They are among the oldest ever discovered

Nov 7, 2009 09:12 GMT  ·  By
This is a composite of false color images of the galaxies found at the early epoch around 800 million years after the Big Bang
   This is a composite of false color images of the galaxies found at the early epoch around 800 million years after the Big Bang

According to the standard cosmological model, the Big Bang – the event that created our Universe – took place about 13.7 billion years ago. After that, the Cosmos began expanding and producing all types of structures, which would eventually differentiate in things we know today, such as galaxy, clusters and black holes. Some of the first galaxies to have ever shone their lights in the darkness were recently imaged by a team of astronomers, wielding the wide-field camera of the 8.3-meter Subaru Telescope, in Hawaii. They are estimated to have formed when the Universe was just some 787 million years old, Space reports.

Immediately after it exploded into being, the Cosmos was somewhat a mess. There was no light produced inside it, and therefore astronomers cannot use modern telescopes to find residual photons from that time. But some 400,000 years after the Big Bang, things changed. The mess cooled down, allowing for the electrons and protons in the mix to combine together in what would become the first hydrogen atoms, sporting a neutral charge. The Universe got a lot clearer, and the first galaxies began to form. This age, spanning until1 billion years after the explosion, is known as the “Reionization Epoch.” Once it concluded, the first galaxies were already in place.

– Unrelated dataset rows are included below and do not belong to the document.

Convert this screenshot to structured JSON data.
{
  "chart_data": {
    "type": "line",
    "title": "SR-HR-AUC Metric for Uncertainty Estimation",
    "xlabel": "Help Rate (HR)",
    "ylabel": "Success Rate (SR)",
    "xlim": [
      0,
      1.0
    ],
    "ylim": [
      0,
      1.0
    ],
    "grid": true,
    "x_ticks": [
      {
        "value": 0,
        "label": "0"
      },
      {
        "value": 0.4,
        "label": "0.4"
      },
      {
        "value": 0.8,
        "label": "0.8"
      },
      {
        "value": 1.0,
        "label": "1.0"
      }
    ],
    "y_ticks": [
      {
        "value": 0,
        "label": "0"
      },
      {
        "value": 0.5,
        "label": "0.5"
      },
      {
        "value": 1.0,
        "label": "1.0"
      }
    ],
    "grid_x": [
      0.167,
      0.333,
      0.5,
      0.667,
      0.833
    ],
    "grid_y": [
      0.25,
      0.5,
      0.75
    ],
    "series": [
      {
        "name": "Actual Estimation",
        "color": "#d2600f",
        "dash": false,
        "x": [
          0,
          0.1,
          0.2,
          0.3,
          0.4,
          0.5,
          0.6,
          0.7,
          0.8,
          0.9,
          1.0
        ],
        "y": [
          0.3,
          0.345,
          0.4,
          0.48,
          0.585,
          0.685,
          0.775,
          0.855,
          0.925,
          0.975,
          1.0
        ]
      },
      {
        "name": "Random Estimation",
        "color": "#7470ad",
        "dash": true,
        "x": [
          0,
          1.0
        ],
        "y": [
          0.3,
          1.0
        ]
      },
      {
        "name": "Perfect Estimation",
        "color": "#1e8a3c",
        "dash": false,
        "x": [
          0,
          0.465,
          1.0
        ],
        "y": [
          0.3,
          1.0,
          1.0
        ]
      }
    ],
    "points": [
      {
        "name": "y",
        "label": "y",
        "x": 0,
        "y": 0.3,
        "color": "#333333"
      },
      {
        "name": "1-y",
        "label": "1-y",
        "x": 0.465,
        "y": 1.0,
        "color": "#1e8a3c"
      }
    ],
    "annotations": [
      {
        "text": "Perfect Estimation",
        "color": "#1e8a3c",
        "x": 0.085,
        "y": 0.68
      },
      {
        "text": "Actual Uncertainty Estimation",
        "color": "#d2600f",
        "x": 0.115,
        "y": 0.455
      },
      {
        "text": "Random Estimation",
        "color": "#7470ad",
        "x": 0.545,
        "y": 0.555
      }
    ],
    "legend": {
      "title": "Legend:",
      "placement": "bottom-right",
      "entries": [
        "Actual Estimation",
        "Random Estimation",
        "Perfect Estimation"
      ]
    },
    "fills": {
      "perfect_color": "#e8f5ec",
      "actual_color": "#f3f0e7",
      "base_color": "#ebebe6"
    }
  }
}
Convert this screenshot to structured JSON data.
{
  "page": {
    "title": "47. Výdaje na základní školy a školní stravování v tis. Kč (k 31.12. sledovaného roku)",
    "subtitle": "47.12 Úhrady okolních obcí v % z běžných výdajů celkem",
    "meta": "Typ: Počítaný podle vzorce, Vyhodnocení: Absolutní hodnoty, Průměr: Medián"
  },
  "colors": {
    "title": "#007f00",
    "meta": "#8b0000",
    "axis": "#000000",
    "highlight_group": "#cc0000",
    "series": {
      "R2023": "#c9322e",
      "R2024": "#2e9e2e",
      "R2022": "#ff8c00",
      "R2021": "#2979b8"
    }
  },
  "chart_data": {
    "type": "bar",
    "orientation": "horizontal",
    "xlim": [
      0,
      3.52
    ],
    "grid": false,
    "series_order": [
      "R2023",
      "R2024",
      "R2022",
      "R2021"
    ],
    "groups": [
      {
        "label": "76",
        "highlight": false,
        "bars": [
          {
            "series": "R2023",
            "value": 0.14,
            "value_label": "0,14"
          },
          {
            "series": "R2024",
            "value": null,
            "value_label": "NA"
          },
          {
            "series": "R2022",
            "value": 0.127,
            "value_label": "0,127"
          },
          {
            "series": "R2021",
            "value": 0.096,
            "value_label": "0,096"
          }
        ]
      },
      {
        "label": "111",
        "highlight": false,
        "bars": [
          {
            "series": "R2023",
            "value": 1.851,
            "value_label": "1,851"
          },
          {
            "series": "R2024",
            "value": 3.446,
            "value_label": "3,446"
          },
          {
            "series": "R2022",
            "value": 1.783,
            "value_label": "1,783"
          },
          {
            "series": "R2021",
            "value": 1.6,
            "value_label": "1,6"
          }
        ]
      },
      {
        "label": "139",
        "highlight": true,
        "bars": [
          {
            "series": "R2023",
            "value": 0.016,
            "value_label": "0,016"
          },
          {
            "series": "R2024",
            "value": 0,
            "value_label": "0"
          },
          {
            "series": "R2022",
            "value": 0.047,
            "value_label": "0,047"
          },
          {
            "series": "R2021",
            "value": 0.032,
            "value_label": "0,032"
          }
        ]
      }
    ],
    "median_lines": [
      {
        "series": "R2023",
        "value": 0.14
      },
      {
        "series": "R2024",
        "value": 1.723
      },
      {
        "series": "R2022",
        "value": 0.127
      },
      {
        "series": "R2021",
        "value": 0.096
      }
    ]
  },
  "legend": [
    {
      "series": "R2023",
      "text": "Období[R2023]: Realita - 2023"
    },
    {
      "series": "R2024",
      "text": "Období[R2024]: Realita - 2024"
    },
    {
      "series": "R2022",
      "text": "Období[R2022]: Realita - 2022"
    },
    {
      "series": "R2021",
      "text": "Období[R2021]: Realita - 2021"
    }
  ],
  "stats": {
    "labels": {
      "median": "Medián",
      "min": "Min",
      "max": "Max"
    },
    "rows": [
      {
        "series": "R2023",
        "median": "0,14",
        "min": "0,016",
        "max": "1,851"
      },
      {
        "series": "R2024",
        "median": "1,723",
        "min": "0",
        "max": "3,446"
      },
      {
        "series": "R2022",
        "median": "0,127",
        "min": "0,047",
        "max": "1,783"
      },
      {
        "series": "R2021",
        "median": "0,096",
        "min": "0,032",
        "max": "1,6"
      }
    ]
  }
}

However, the structures that were recently observed most likely formed some 220 million years or so before the end of the Universe's oldest known stage. The issue that astronomers have been struggling to determine is precisely when the Reionization Age began, as in, when the first light, stars and galaxies formed. In order to help answer this question, Carnegie Observatories experts, led by Masami Ouchi, used a complex technique to scout the skies.

“We look for 'dropout' galaxies. We use progressively redder filters that reveal increasing wavelengths of light and watch which galaxies disappear from or 'dropout' of images made using those filters,” Ouchi explains. He adds that each galaxy's specific wavelength can be a clear indicator of the structures age and distance from our planet. The work the experts made had more galaxies to work on than any previous study, because the scientists chose to investigate an area of the sky 100 times larger than ever before. “Plus, we were able to confirm one galaxy's age. Since all the galaxies were found using the same dropout technique, they are likely to be the same age,” he says.

“We were really surprised that the rate of ionization seems so low, which would constitute a contradiction with the claim of NASA's WMAP satellite. It concluded that reionization started no later than 600 million years after the Big Bang. We think this riddle might be explained by more efficient ionizing photon production rates in early galaxies. The formation of massive stars may have been much more vigorous than in today's galaxies. Fewer, massive stars produce more ionizing photons than many smaller stars,” Ouchi concludes.